- The paper introduces BLEURT, a BERT-based metric that enhances text generation evaluation through synthetic data pre-training.
- It fine-tunes BERT on limited human ratings using regression loss, achieving state-of-the-art performance in WMT Metrics shared tasks.
- BLEURT demonstrates robust adaptability across varied domains and quality drifts, consistently aligning its evaluations with human judgment.
BLEURT: Learning Robust Metrics for Text Generation
Introduction
The advancements in text generation (NLG) make accurate evaluation metrics increasingly vital. Traditional metric systems such as BLEU and ROUGE primarily focus on n-gram overlap and often correlate poorly with human judgment, especially as NLG systems improve over time. This paper introduces BLEURT, a BERT-based learned evaluation metric designed to model human judgments more effectively even with limited data. BLEURT applies a novel pre-training approach utilizing synthetic data to enhance robustness, achieving superior performance in the WMT Metrics shared tasks.
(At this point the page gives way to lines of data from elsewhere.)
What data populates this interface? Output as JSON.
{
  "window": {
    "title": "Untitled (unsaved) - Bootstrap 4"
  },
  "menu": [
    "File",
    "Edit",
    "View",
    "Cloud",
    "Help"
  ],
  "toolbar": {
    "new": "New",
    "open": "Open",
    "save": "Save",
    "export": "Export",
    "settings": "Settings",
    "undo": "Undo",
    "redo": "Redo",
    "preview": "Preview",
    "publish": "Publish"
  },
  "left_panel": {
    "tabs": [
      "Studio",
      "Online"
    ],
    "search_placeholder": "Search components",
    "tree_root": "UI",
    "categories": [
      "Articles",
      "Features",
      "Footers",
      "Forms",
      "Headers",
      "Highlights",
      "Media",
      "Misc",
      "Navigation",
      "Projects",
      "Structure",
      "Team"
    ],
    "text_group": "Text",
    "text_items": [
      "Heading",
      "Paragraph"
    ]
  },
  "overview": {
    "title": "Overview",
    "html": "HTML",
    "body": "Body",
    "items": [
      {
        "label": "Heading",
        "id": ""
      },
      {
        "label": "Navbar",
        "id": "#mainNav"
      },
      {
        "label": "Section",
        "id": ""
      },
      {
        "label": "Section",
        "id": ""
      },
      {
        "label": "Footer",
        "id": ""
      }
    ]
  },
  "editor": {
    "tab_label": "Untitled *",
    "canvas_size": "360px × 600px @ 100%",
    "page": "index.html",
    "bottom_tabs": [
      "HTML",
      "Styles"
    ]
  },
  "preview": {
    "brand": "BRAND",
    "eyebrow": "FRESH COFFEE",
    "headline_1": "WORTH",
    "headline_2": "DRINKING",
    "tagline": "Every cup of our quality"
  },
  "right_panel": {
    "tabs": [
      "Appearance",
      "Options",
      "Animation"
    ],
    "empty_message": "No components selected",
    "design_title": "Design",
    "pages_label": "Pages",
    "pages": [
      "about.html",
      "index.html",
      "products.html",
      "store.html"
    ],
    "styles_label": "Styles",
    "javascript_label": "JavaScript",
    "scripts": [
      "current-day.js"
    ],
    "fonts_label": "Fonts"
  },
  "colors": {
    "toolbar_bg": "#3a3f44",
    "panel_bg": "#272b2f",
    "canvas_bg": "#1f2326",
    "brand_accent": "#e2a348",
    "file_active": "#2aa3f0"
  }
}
Fine-Tuning BERT for Evaluation
BLEURT leverages BERT's contextualized representations fine-tuned on human rating datasets. Given the small size of available training data, incorporating unsupervised pre-training results in a BERT model equipped to predict human-assigned quality ratings. The architecture adds a linear layer atop BERT's [CLS] token output to transform BERT's representations into a regression score. This setup, using a regression loss, demonstrates state-of-the-art performance in various NLG evaluation settings.
Synthetic Data Pre-Training
BLEURT's cornerstone is its exhaustive pre-training on synthetic data, aiming to prime BERT for evaluation tasks. This pre-training step uses various perturbation techniques, including BERT's mask-filling, backtranslation, and word dropout, to generate a diverse range of sentence pairs. These pairs are supplemented with pre-training signals such as BLEU, ROUGE, and BERTscore, amongst others, engaged in a multi-task loss framework. These tasks emphasize lexical and semantic differences, equipping BLEURT to handle domain and quality drifts effectively.
Experiments and Results
WMT Metrics Shared Tasks
BLEURT was tested across three years of WMT Metrics Shared Tasks, achieving top performance against the best participant systems. The results, consistent over multiple language pairs, highlight the robustness and accuracy of BLEURT both with a pre-training phase and in fine-tuning regimes. Importantly, pre-training showed notable improvements, particularly when the training datasets lacked i.i.d. characteristics.
Robustness to Quality Drift
In scenarios mimicking real-world rating distributions where past training ratings skewed negatively while testing skewed positively, BLEURT maintained strong correlations with human judgments. Pre-training was crucial here, enabling BLEURT to surpass baseline metrics such as sentBLEU and BERTscore, significantly under varying skew factors.
Adaptation to New Domains
BLEURT's adaptability to new domains was demonstrated using the WebNLG dataset. The metric quickly aligns with human judgments across aspects such as semantics, grammar, and fluency, using limited in-domain training data. The versatility and low-data fitting capacity of BLEURT ensure it's a robust choice across different tasks.
Conclusion
BLEURT's comprehensive design incorporating BERT with strategic pre-training on synthetic data establishes it as a powerful metric for NLG evaluation. Its ability to adapt and generalize under diverse conditions while preserving alignment with human judgment highlights its potential for widespread adoption. Future efforts could explore multilingual capabilities and hybrid methods combining human evaluations with automatic metrics.